Posted by Denise on March 8, 2011

new england clam chowder

This clam chowder is nicely warming on cool days.


Since we were raised in the Midwest, a totally land-locked area of the United States, I always viewed anything with saltwater shellfish as exotic and a little scary to cook with since it tends to be expensive and I wasn’t sure what to do with it. I was intrigued with the idea of being able to make a really good clam chowder. I discovered that I preferred the creamy New England clam chowder over the tomato-based Manhattan clam chowder. My husband, Glenn, likes either kind.

We ordered New England clam chowder at quite a few restaurants over the years and found that sometimes we liked it and sometimes it wasn’t very good. We liked the New England clam chowder at Red Lobster, the seafood restaurant chain, so I set out to try to duplicate it so we could have it at home for a fraction of the price of purchasing it from the restaurant. After many attempts where we tweaked it a little each time, we have arrived at a recipe that we think tastes very close to Red Lobster’s, but better yet, is one that we really love.

We discovered that if we purchase the cans of chopped clams instead of using fresh clams, most of the work is already done and it is really affordable! Not only that, but one of the nice things about this chowder is that if you have guests pop in right before dinner, you can add a little more cream or milk to it, adjust the spicing, and everyone eats! Make it an hour before you plan to eat or make it the day before and heat it when you are ready.

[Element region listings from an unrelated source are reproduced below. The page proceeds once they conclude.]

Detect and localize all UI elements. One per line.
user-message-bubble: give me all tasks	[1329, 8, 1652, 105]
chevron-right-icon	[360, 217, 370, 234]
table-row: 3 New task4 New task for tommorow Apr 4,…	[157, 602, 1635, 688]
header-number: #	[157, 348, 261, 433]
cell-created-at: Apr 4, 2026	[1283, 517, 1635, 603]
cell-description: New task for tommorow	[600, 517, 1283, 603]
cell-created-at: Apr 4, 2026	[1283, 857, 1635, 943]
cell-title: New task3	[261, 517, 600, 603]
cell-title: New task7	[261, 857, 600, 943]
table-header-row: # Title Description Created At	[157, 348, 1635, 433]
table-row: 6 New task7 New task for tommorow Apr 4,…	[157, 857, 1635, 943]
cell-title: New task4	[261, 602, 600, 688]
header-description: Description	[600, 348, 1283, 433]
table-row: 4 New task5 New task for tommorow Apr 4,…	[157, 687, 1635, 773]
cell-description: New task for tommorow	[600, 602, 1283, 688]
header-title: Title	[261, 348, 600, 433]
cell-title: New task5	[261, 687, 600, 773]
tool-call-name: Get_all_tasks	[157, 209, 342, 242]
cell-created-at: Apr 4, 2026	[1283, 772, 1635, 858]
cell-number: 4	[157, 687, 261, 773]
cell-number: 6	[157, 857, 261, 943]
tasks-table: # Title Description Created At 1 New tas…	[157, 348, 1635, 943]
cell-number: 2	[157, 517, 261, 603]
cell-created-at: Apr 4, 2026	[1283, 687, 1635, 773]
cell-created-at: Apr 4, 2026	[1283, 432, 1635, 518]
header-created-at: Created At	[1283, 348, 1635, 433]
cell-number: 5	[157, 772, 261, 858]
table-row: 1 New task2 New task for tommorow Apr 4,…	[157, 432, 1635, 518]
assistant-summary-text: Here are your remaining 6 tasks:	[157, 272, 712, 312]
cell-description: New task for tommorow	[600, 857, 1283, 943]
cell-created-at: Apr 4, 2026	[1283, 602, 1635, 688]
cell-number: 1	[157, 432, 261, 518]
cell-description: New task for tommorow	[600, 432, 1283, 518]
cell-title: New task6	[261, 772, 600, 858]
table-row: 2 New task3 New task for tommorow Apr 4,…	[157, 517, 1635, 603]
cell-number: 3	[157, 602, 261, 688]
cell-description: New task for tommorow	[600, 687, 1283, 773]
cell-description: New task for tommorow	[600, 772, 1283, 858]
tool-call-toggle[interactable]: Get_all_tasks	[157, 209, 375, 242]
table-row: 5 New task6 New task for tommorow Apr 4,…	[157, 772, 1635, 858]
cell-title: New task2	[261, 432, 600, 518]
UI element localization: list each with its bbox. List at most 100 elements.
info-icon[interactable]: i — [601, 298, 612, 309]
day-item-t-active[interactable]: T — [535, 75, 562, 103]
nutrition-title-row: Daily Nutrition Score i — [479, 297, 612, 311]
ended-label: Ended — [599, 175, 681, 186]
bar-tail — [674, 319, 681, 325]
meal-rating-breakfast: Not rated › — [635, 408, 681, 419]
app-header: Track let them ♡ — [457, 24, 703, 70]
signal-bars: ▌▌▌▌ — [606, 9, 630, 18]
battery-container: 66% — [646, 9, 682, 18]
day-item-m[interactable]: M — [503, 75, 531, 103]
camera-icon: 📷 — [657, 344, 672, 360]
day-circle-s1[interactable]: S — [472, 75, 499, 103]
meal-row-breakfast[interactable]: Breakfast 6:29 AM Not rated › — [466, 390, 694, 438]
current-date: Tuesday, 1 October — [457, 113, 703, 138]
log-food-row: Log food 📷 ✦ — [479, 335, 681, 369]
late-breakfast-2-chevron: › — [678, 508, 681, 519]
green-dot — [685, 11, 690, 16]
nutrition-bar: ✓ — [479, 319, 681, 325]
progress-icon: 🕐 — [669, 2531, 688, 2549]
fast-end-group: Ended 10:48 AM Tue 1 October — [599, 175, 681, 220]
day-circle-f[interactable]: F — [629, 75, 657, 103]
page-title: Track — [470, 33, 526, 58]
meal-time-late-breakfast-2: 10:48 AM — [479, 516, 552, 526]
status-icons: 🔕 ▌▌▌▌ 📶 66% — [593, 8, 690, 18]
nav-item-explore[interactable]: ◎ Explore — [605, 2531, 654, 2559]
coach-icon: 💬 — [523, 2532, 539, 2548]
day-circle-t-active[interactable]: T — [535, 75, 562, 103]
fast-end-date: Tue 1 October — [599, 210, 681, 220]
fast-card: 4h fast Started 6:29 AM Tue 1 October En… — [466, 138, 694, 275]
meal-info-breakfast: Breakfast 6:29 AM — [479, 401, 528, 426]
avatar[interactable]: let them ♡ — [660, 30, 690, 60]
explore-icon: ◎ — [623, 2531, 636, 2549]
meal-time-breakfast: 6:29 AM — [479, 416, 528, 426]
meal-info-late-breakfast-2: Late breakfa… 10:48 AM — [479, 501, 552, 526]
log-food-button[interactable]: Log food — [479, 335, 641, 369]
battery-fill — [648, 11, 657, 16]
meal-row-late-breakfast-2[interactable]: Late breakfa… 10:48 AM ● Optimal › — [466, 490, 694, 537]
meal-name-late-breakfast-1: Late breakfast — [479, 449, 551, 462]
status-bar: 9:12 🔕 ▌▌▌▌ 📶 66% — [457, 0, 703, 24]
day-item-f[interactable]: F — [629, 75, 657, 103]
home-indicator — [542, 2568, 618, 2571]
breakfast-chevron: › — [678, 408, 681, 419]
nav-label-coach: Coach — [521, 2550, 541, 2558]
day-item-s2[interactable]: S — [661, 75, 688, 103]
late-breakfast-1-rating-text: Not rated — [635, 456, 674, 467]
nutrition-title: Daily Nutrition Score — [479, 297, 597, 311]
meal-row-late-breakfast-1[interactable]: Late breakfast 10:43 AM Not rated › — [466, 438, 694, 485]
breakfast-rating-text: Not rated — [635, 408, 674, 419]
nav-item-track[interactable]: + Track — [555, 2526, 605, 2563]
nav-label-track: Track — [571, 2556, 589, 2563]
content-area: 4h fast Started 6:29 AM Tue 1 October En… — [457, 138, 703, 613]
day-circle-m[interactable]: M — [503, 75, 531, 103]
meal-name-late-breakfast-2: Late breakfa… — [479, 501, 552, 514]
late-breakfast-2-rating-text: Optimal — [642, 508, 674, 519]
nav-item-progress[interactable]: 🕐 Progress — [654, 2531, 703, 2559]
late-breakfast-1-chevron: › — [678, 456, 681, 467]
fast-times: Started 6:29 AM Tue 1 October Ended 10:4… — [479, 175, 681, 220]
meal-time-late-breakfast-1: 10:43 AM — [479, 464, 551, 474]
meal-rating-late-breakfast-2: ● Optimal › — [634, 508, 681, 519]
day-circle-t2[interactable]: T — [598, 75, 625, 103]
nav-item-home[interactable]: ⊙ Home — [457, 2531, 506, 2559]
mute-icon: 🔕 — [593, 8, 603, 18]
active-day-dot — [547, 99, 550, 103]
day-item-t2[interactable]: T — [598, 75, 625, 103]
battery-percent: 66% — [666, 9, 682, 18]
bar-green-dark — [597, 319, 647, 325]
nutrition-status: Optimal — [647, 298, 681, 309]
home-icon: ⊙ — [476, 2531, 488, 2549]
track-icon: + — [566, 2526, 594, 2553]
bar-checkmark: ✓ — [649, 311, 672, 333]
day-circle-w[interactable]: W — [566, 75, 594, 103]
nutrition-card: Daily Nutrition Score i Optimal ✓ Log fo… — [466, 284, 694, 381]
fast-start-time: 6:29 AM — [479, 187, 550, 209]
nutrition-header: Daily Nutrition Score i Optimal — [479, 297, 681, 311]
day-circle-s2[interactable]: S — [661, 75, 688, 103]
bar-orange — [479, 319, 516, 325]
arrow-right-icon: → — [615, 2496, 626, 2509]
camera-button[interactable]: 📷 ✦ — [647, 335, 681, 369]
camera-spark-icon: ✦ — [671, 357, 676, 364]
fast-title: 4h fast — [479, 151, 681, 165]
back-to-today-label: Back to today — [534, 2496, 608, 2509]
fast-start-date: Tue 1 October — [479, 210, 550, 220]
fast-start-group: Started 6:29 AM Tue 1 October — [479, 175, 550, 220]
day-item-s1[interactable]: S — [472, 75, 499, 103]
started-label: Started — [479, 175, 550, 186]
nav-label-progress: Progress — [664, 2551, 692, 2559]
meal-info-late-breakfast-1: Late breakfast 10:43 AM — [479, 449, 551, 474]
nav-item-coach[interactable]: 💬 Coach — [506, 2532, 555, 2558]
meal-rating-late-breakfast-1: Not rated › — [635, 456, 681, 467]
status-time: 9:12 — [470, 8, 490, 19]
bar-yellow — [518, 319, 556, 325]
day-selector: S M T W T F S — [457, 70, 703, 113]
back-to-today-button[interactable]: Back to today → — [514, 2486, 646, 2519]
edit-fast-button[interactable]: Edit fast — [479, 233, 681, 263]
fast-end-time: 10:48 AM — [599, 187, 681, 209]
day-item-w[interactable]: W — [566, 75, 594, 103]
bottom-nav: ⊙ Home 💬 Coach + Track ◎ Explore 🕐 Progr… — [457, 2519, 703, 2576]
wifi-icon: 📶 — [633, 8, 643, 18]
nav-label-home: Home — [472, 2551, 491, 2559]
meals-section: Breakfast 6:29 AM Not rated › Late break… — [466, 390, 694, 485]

It’s great either way.

Do not let it boil or the dairy products may separate. 



New England Clam Chowder

4 servings




new england clam chowder ingredients 

Oops! I forgot to include the bacon and cans of clams. Please pretend they are in the photo.





2      15 oz. cans of chopped clams

2       strips of bacon

1/2    medium onion, finely chopped

2       medium potatoes, diced

2       cups half and half cream

3       cups milk, whole or 1% if desired

2       Tablespoons butter or margarine

2       Tablespoons all-purpose flour

2       bay leaves

         Salt and pepper to taste




1.    Cook the bacon over medium heat in a pan large enough to accommodate all of the rest of the chowder ingredients. When slightly crispy, remove the bacon from the pan and set on paper towels to absorb some of the oil. When cooled, crumble or chop into fine pieces.

cooking bacon for clam chowder


2.    In the same pan, drain off bacon grease, but leave the brown bits on the bottom of the pan. Add butter and onion to the pan and sauté until the onions are translucent. Add flour to the onions and, stirring constantly, cook for 2 or 3 minutes.

cutting onions for new england clam chowder


3.   Add the potatoes and juice from the cans of clams. Simmer for 10 minutes, then add clams and simmer until the potatoes are tender, approximately 10 more minutes.

cutting potatoes for new england clam chowder


4.      Add milk, half and half, and bay leaves. Salt and pepper to taste. Let chowder simmer on low heat for at least a half hour or several hours, until everyone is ready to eat. Do not allow the chowder to boil.